When he thought about it more, he realized he didn't want to be that far away from Mary. When she came in for breakfast, he said, "I've changed my mind. I will go to church with you." She smiled at him, and they sat down and ate breakfast.
Rain poured down the day all the way to church. The windshield wipers labored to keep the windshield clear. Gilbert spread the black umbrella above them as they walked across the wet, black parking area into the church building where people greeted each other and stood wet umbrellas in round containers to wait out the service.

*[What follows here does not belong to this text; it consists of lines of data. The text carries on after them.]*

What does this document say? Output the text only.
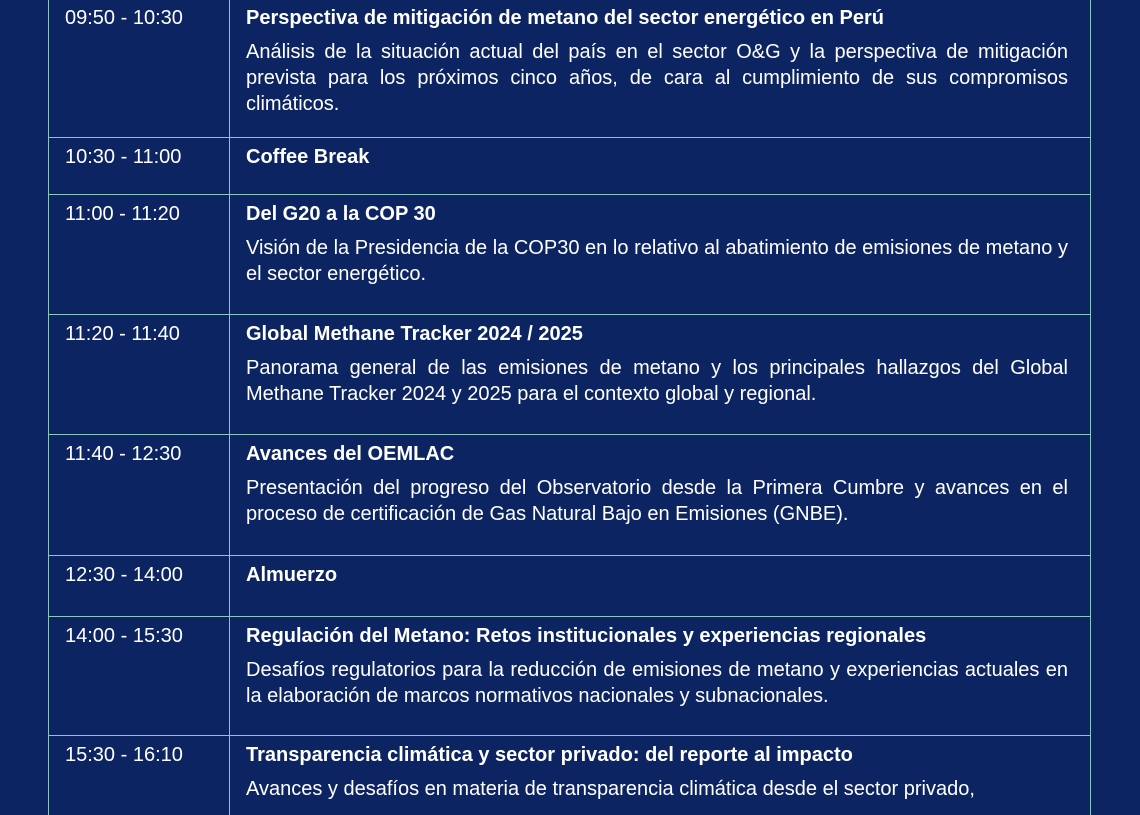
09:50 - 10:30	Perspectiva de mitigación de metano del sector energético en Perú
Análisis de la situación actual del país en el sector O&G y la perspectiva de mitigación prevista para los próximos cinco años, de cara al cumplimiento de sus compromisos climáticos.

10:30 - 11:00	Coffee Break

11:00 - 11:20	Del G20 a la COP 30
Visión de la Presidencia de la COP30 en lo relativo al abatimiento de emisiones de metano y el sector energético.

11:20 - 11:40	Global Methane Tracker 2024 / 2025
Panorama general de las emisiones de metano y los principales hallazgos del Global Methane Tracker 2024 y 2025 para el contexto global y regional.

11:40 - 12:30	Avances del OEMLAC
Presentación del progreso del Observatorio desde la Primera Cumbre y avances en el proceso de certificación de Gas Natural Bajo en Emisiones (GNBE).

12:30 - 14:00	Almuerzo

14:00 - 15:30	Regulación del Metano: Retos institucionales y experiencias regionales
Desafíos regulatorios para la reducción de emisiones de metano y experiencias actuales en la elaboración de marcos normativos nacionales y subnacionales.

15:30 - 16:10	Transparencia climática y sector privado: del reporte al impacto
Avances y desafíos en materia de transparencia climática desde el sector privado,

In church, he felt very strange. He wondered if the pains, aches, and imbalances he had felt had added together into something so serious it now began to overwhelm him. In the time for silent prayer, when all bowed their heads, he did something he hadn't been able to do before. He thought, "God, please help me. I'm not ready yet. I need to make more of a difference than I have made, and I need to understand more than I do."
He began to lose his sense of his own body. He didn't feel himself sitting on the hard wood of the pew anymore. He didn't feel his feet on the floor. He was afraid to look at his hands, because it didn't feel like he had hands anymore. Sounds and smells slipped away from him, until he could only hear and see Ella, standing at the podium, reading from the Bible. She said, "The old lion perishes for lack of prey, and the stout lion's whelps are scattered abroad."
It was as if he moved up, above the pews, and looked down on them. He saw himself clearly, sitting beside Mary. He heard Ella's voice, as if from a great distance. "Knowest thou the ordinances of heaven? Canst thou lift up thy voice to the clouds, that abundance of waters cover thee?"
A rainbow penetrated the building, shone down through the ceiling where his consciousness and his sense of vision and of hearing hovered. The brilliant light of sunlight refracted into its individual colors centered on his physical self, sitting in the pew.
He moved into the varied colors. Distinct bands of rainbow light penetrated him. The light filled the church and bathed everyone there in prismed light. Mary glowed as rainbow light beside him. Even separated from his body, he felt the light pressure of her arm against his arm.
He became the beautiful, brilliant colors visiting the stone and wooden building of the church.
He chose. He moved. He kept every memory, every sensation of existing as rainbow light, but he began to separate himself from the colors of rainbow light. Very slowly, he slid down the rainbow colors, back into his body, until his consciousness as observer and his physical self blended to one.
Then the organist began to play. Rainbow colors exploded from the instrument and resolved into complex musical tones. All rose and sang. Always before, he had joined in the singing, but kept his voice soft because he wasn't sure of the melody or of the timing.
This time, light filled him with the musical tones emerging from the organ. He sang full voice, and his voice knit through all the other voices of all the people singing together in the church on the corner, in the city of the world that had been shot through with all the vibrant colors of the rainbow.